Impliquer des enfants dans des luttes syndicales et politiques qui ne les concernent pas et dont ils ne saisissent pas les enjeux constitue une « mascarade morale et humaine à tous égards ». Cela dépasse le simple dévoiement de l’action syndicale pour devenir une violation flagrante de la dignité de l’enfance et une exploitation abjecte de l’innocence des mineurs.

L’innocence au service des surenchères syndicales
Au lieu de s’appuyer sur la présence effective et authentique des principaux intéressés — professionnels du transport et travailleurs du secteur touristique qui font face aux contraintes quotidiennes —, les organisateurs ont préféré mobiliser des enfants pour masquer la faible mobilisation et le manque d’adhésion aux slogans chantés.
Voir des mineurs exposés au soleil, répétant des mots dont ils ne comprennent pas le sens dans le seul but de « meubler le décor » et de gonfler artificiellement les effectifs face aux médias, est l’illustration même de l’exploitation de l’enfance.
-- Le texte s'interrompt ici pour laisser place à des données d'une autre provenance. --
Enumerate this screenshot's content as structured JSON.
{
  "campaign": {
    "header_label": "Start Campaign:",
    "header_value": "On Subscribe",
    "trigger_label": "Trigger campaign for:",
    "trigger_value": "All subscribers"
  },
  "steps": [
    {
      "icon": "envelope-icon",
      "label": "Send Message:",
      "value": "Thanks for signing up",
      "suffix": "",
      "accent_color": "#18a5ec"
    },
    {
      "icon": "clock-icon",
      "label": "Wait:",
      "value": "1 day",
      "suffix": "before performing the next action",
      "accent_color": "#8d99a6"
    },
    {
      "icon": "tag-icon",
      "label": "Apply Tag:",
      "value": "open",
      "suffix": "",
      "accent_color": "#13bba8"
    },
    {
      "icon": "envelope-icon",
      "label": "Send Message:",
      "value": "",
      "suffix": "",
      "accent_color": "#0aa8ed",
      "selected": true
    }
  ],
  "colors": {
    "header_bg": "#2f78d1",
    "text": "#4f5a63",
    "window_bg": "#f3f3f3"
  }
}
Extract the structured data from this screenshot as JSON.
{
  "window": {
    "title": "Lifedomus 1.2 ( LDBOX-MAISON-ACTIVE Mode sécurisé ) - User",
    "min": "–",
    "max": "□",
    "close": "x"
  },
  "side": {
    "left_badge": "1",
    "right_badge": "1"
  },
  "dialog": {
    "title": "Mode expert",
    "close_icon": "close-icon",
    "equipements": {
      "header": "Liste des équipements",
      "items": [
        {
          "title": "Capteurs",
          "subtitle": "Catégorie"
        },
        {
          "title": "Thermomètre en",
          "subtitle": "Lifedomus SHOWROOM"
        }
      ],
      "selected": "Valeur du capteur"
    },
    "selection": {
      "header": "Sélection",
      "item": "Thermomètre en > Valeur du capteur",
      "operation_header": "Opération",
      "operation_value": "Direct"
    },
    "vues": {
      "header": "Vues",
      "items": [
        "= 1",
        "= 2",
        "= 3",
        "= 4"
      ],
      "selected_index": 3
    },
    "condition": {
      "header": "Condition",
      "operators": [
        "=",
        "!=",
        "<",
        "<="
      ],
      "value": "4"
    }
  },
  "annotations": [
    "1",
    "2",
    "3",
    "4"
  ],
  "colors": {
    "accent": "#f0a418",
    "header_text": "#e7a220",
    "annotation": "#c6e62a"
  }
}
Une telle pratique ne porte pas seulement préjudice à l’organisation syndicale concernée, mais porte également un coup dur à la crédibilité du combat social dans son ensemble.
Une violation flagrante des droits et des conventions
Ces pratiques contredisent frontalement toutes les conventions nationales et internationales relatives à la protection des droits de l’enfant, lesquelles stipulent clairement qu’il faut tenir les mineurs à l’écart des conflits catégoriels et des surenchères de terrain. La place naturelle des enfants est sur les bancs de l’école et dans les espaces de loisirs, et non dans les places publiques pour masquer l’échec d’une manifestation et l’incapacité des organisateurs à convaincre les vrais professionnels de descendre dans la rue.
Responsabilité sociétale et nécessité de rendre des comptes
L’exploitation flagrante de l’enfance exige une prise de position ferme de la part des acteurs des droits humains et des associations de protection de l’enfance.
Ce rassemblement a démontré que le secteur du tourisme et du transport touristique, essentiel à l’économie nationale, doit être défendu par ses propres professionnels avec conscience et responsabilité, loin des méthodes de manipulation dégradantes et de l’instrumentalisation des enfants qui vident l’action syndicale de sa substance.